Die Größen der vertretenen Unternehmen - Erber Group, Kraftwerk, Testfuchs, SBI Produktion technischer Anlagen, Isovolta - sind unterschiedlich, dennoch sind alle mit Themen des Wachstums und der Internationalisierung befasst. Die am Gesprächstisch virulenten Fragen waren jene nach einem gut funktionierenden Employer-Branding, nach Recruiting, Einstiegs- und Entwicklungsszenarien - auch im Sinne einer internationalen Karriere - sowie der Rolle von Bildungseinrichtungen und deren Beitrag zur Employability.

Kritische Wachstumsphasen

Je nach Lebenszyklus gestalten sich kritische Wachstumsphasen unterschiedlich, sagt Gerhard Kormann, Professor für Exportorientiertes Management an der IMC FH Krems. Unternehmen, die von 50 auf 100 Mitarbeiter wachsen, sind mit anderen Themen befasst als jene, die von 1000 auf 1500 Mitarbeiter wachsen. Das Spannende sei in jedem Fall - und dies auch in der Rolle als Bildungsanbieter -, dass man hier eigene "cases" erstellen und anbieten sollte, die es in anderen Institutionen nicht gebe. Es gehe um andere Herausforderungen. Denn erst wenn man sich für oder gegen Wachstum entscheide, gehe es um die Lösung des Wie. Und das sei in der Größenordnung KMU nichts, was man "über den Kamm geschoren" eins zu eins übernehmen könne. "Eigentlich ist man hier immer einen Schritt hinter der Herausforderung", so Kormann abschließend zur Wachstumslogik kleinerer und mittlerer Unternehmen.
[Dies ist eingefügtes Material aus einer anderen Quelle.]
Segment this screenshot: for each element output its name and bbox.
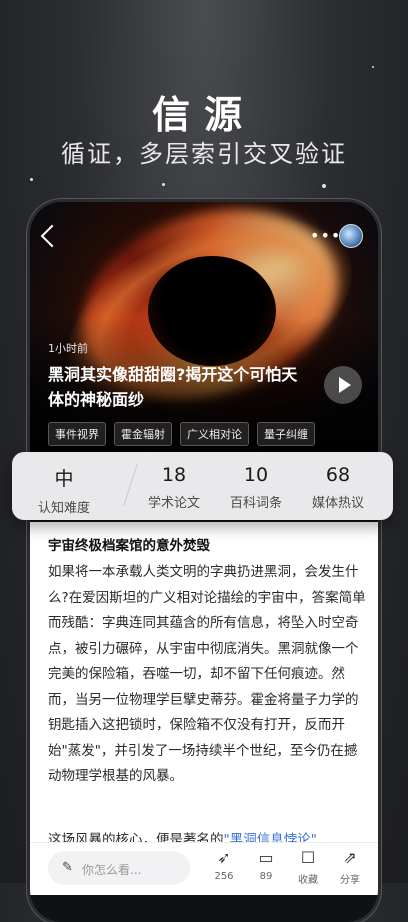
bookmark-icon: ☐ <box>300 848 316 867</box>
star-decoration <box>162 183 165 186</box>
pen-icon: ✎ <box>62 860 73 875</box>
stat-value: 中 <box>54 468 74 490</box>
star-decoration <box>372 66 374 68</box>
share-button[interactable]: ⇗ 分享 <box>332 848 368 887</box>
bottom-bar: ✎ 你怎么看... ➶ 256 ▭ 89 ☐ 收藏 ⇗ 分享 <box>30 842 378 895</box>
stat-encyclopedia[interactable]: 10 百科词条 <box>228 464 284 511</box>
bookmark-label: 收藏 <box>298 875 318 886</box>
tag-event-horizon[interactable]: 事件视界 <box>48 422 106 446</box>
play-icon[interactable] <box>324 366 362 404</box>
star-decoration <box>322 184 326 188</box>
tag-general-relativity[interactable]: 广义相对论 <box>180 422 249 446</box>
hero-subtitle: 循证，多层索引交叉验证 <box>61 140 347 168</box>
stat-label: 认知难度 <box>37 501 90 516</box>
share-label: 分享 <box>340 875 360 886</box>
comment-icon: ▭ <box>258 848 274 867</box>
post-title: 黑洞其实像甜甜圈?揭开这个可怕天体的神秘面纱 <box>48 365 298 409</box>
tag-quantum-entanglement[interactable]: 量子纠缠 <box>257 422 315 446</box>
rocket-icon: ➶ <box>217 848 231 867</box>
comment-placeholder: 你怎么看... <box>82 863 142 877</box>
stat-value: 18 <box>161 464 187 486</box>
hero-title: 信源 <box>151 93 256 137</box>
comment-count: 89 <box>259 871 273 882</box>
boost-button[interactable]: ➶ 256 <box>206 848 242 883</box>
tag-list: 事件视界 霍金辐射 广义相对论 量子纠缠 <box>48 422 315 446</box>
article-cover: ••• 1小时前 黑洞其实像甜甜圈?揭开这个可怕天体的神秘面纱 事件视界 霍金辐… <box>30 202 378 458</box>
article-heading: 宇宙终极档案馆的意外焚毁 <box>48 538 210 554</box>
stat-difficulty: 中 认知难度 <box>36 464 92 516</box>
stat-value: 10 <box>243 464 269 486</box>
star-decoration <box>30 178 33 181</box>
bookmark-button[interactable]: ☐ 收藏 <box>290 848 326 887</box>
boost-count: 256 <box>214 871 234 882</box>
stats-panel: 中 认知难度 18 学术论文 10 百科词条 68 媒体热议 <box>12 452 393 520</box>
comment-button[interactable]: ▭ 89 <box>248 848 284 883</box>
article-body: 宇宙终极档案馆的意外焚毁 如果将一本承载人类文明的字典扔进黑洞，会发生什么?在爱… <box>30 522 378 848</box>
stat-media[interactable]: 68 媒体热议 <box>310 464 366 511</box>
phone-frame: ••• 1小时前 黑洞其实像甜甜圈?揭开这个可怕天体的神秘面纱 事件视界 霍金辐… <box>30 202 378 922</box>
more-icon[interactable]: ••• <box>310 228 341 244</box>
comment-input[interactable]: ✎ 你怎么看... <box>48 851 190 885</box>
post-time: 1小时前 <box>48 342 88 355</box>
share-icon: ⇗ <box>343 848 357 867</box>
article-paragraph: 如果将一本承载人类文明的字典扔进黑洞，会发生什么?在爱因斯坦的广义相对论描绘的宇… <box>48 564 366 784</box>
stats-divider <box>109 464 138 506</box>
stat-label: 学术论文 <box>147 496 200 511</box>
stat-value: 68 <box>325 464 351 486</box>
stat-papers[interactable]: 18 学术论文 <box>146 464 202 511</box>
stat-label: 百科词条 <box>229 496 282 511</box>
avatar[interactable] <box>339 224 363 248</box>
stat-label: 媒体热议 <box>311 496 364 511</box>
tag-hawking-radiation[interactable]: 霍金辐射 <box>114 422 172 446</box>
Mundpropaganda ist hilfreich

Mit zunehmender Größe aber wird es schwieriger, entsprechend viele hochqualifizierte Mitarbeiter für das jeweilige Unternehmen zu finden. Im Falle der SBI, so deren kaufmännische Leiterin Margarete Dräger, komme man am häufigsten über Mundpropaganda zu neuen Mitarbeitern und auch Aufträgen. Im Jahr 1999 gegründet, war man zunächst zu viert, inklusive der Geschäftsführung. Mittlerweile sei man auf 45 Mitarbeiter angewachsen - und davon seien 42 Techniker. SBI produziert Plasmaschweißgeräte und bietet in dieser Nische für die Flugzeug-, Auto- und Erdölindustrie an. 70 Prozent der Produkte exportiere man direkt, so Dräger. In diesen Nischen werde man - im besten Sinne - weitergereicht. Am Hauptsitz Hollabrunn wüssten aber, so Dräger, die wenigsten, was genau die SBI mache.

Zwar ist Testfuchs als führendes Unternehmen im Bereich Testsysteme von Luft- und Raumfahrt mit rund 330 Mitarbeitern am Standort Groß-Siegharts größer, allerdings außerhalb des Waldviertels auch nur Branchenkennern bekannt, sagt Michael Schilling, Head of Production & Project Management. Im Familienunternehmen, das in der dritten Generation geführt werde, sei die Wahrscheinlichkeit hoch, dass Schlüsselpositionen mit Branchenkennern besetzt werden, Herausforderungen gebe es in den Positionen davor. Schilling: "Eine Frage ist, wie wir unsere Lehrplätze mit qualifizierten Leuten besetzen können, die das Programm durchhalten." Wie alle anderen Diskutanten nähere man sich dem Nachwuchs - in der Breite - meist über Jobmessen an Fach- und anderen Hochschulen an.

Mit der Größe mitwachsen

In der Nische kenne man einander, so der Tenor, spreche auch - als Experten - dieselbe Sprache. Etwas anders stellt sich das bei einer Größenordnung ab 1000 Mitarbeitern an mehreren Standorten dar. Die Isovolta Group etwa beschäftigt an 18 Standorten weltweit - rund die Hälfte davon sind produzierend - 1900 Mitarbeiter, so Konstantin Kandlbauer, Area Sales Manager. Bis zu einem Drittel der Mitarbeiter hat betriebswirtschaftlichen Hintergrund, sagt er. Dieser Anteil nehme aber zu. Als einen der Gründe dafür nennt Kandlbauer die Verbreitung der neuesten Produktinnovation - abseits der ursprünglichen Kernkompetenz im Bereich der Elektroisolierstoffe - der Lautsprecherlaminate, die durch den Boom der Smartphones ein "riesiges neues Feld eröffnet haben".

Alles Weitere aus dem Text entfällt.